Le Quoc Doanh, deputy minister of Agriculture and Rural Development, said at the opening ceremony that coffee was among Vietnam’s key products, accounting for a large proportion of the country’s exports.
It has contributed significantly to the nation’s poverty alleviation efforts in particular and socio-economic development in general, especially for the people in the Central Highlands, he said.
Pham S, Vice Chairman of Lam Dong Province, where Da Lat is located, said that development of the coffee industry has brought thousands of jobs for people in the Central Highlands.
The first Vietnamese Coffee Day was marked with an exhibition and several other activities including workshops to discuss ways to ensure sustainable development of the domestic coffee industry in the future.
In 2016, a total 1.78 million tonnes of coffee was exported for a turnover of US$3.4 billion. In addition to traditional coffee beans, Vietnam was able to produce roasted, ground and well-processed coffee products whose export value reached more than US$300 million.
Vietnam ranks second after Brazil as the world’s largest raw coffee exporter, with the Central Highlands region contributing to 90% of the country’s total production.

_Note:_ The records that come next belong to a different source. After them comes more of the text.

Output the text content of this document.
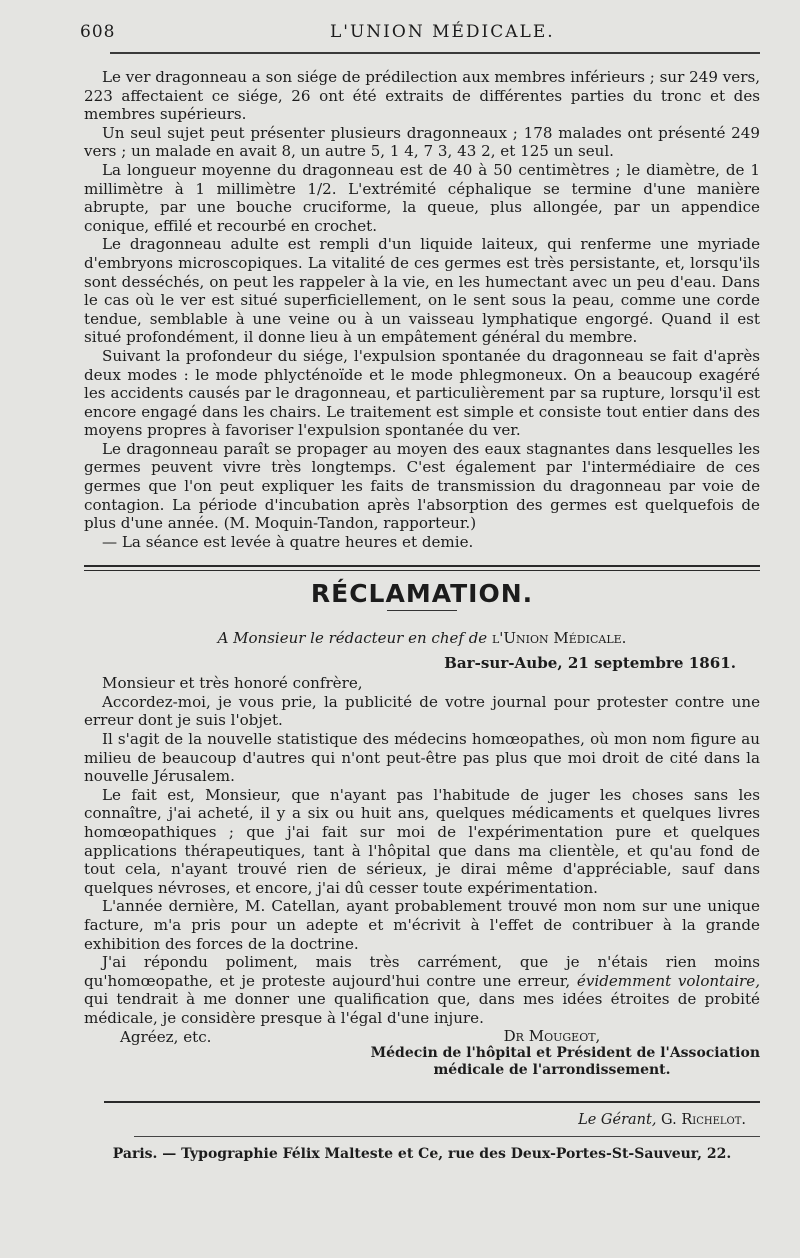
608	L'UNION MÉDICALE.

Le ver dragonneau a son siége de prédilection aux membres inférieurs ; sur 249 vers, 223 affectaient ce siége, 26 ont été extraits de différentes parties du tronc et des membres supérieurs.

Un seul sujet peut présenter plusieurs dragonneaux ; 178 malades ont présenté 249 vers ; un malade en avait 8, un autre 5, 1 4, 7 3, 43 2, et 125 un seul.

La longueur moyenne du dragonneau est de 40 à 50 centimètres ; le diamètre, de 1 millimètre à 1 millimètre 1/2. L'extrémité céphalique se termine d'une manière abrupte, par une bouche cruciforme, la queue, plus allongée, par un appendice conique, effilé et recourbé en crochet.

Le dragonneau adulte est rempli d'un liquide laiteux, qui renferme une myriade d'embryons microscopiques. La vitalité de ces germes est très persistante, et, lorsqu'ils sont desséchés, on peut les rappeler à la vie, en les humectant avec un peu d'eau. Dans le cas où le ver est situé superficiellement, on le sent sous la peau, comme une corde tendue, semblable à une veine ou à un vaisseau lymphatique engorgé. Quand il est situé profondément, il donne lieu à un empâtement général du membre.

Suivant la profondeur du siége, l'expulsion spontanée du dragonneau se fait d'après deux modes : le mode phlycténoïde et le mode phlegmoneux. On a beaucoup exagéré les accidents causés par le dragonneau, et particulièrement par sa rupture, lorsqu'il est encore engagé dans les chairs. Le traitement est simple et consiste tout entier dans des moyens propres à favoriser l'expulsion spontanée du ver.

Le dragonneau paraît se propager au moyen des eaux stagnantes dans lesquelles les germes peuvent vivre très longtemps. C'est également par l'intermédiaire de ces germes que l'on peut expliquer les faits de transmission du dragonneau par voie de contagion. La période d'incubation après l'absorption des germes est quelquefois de plus d'une année. (M. Moquin-Tandon, rapporteur.)

— La séance est levée à quatre heures et demie.

RÉCLAMATION.
A Monsieur le rédacteur en chef de l'Union Médicale.
Bar-sur-Aube, 21 septembre 1861.

Monsieur et très honoré confrère,

Accordez-moi, je vous prie, la publicité de votre journal pour protester contre une erreur dont je suis l'objet.

Il s'agit de la nouvelle statistique des médecins homœopathes, où mon nom figure au milieu de beaucoup d'autres qui n'ont peut-être pas plus que moi droit de cité dans la nouvelle Jérusalem.

Le fait est, Monsieur, que n'ayant pas l'habitude de juger les choses sans les connaître, j'ai acheté, il y a six ou huit ans, quelques médicaments et quelques livres homœopathiques ; que j'ai fait sur moi de l'expérimentation pure et quelques applications thérapeutiques, tant à l'hôpital que dans ma clientèle, et qu'au fond de tout cela, n'ayant trouvé rien de sérieux, je dirai même d'appréciable, sauf dans quelques névroses, et encore, j'ai dû cesser toute expérimentation.

L'année dernière, M. Catellan, ayant probablement trouvé mon nom sur une unique facture, m'a pris pour un adepte et m'écrivit à l'effet de contribuer à la grande exhibition des forces de la doctrine.

J'ai répondu poliment, mais très carrément, que je n'étais rien moins qu'homœopathe, et je proteste aujourd'hui contre une erreur, évidemment volontaire, qui tendrait à me donner une qualification que, dans mes idées étroites de probité médicale, je considère presque à l'égal d'une injure.

Agréez, etc.	Dr Mougeot,
Médecin de l'hôpital et Président de l'Association
médicale de l'arrondissement.
Le Gérant, G. Richelot.
Paris. — Typographie Félix Malteste et Ce, rue des Deux-Portes-St-Sauveur, 22.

Lam Dong Province ranks second in the country for coffee cultivation and production.
Finding a niche
Experts have said that despite being the world’s second largest coffee exporter, Vietnamese coffee products are favoured for cheap prices while the product quality is not highly spoken of.
That is because Vietnamese farmers plant, grow and harvest coffee through traditional methods without applying modern, technological procedures and applications.
The exhibition on December 10 featured 30 booths of coffee and coffee machine producers from the Central Highlands and northern mountainous regions.
Even organisers gave medals to processing companies and co-operatives that have made great contributions to the domestic coffee industry.
The second Vietnamese Coffee Day will be held in Dak Nong Province in 2018.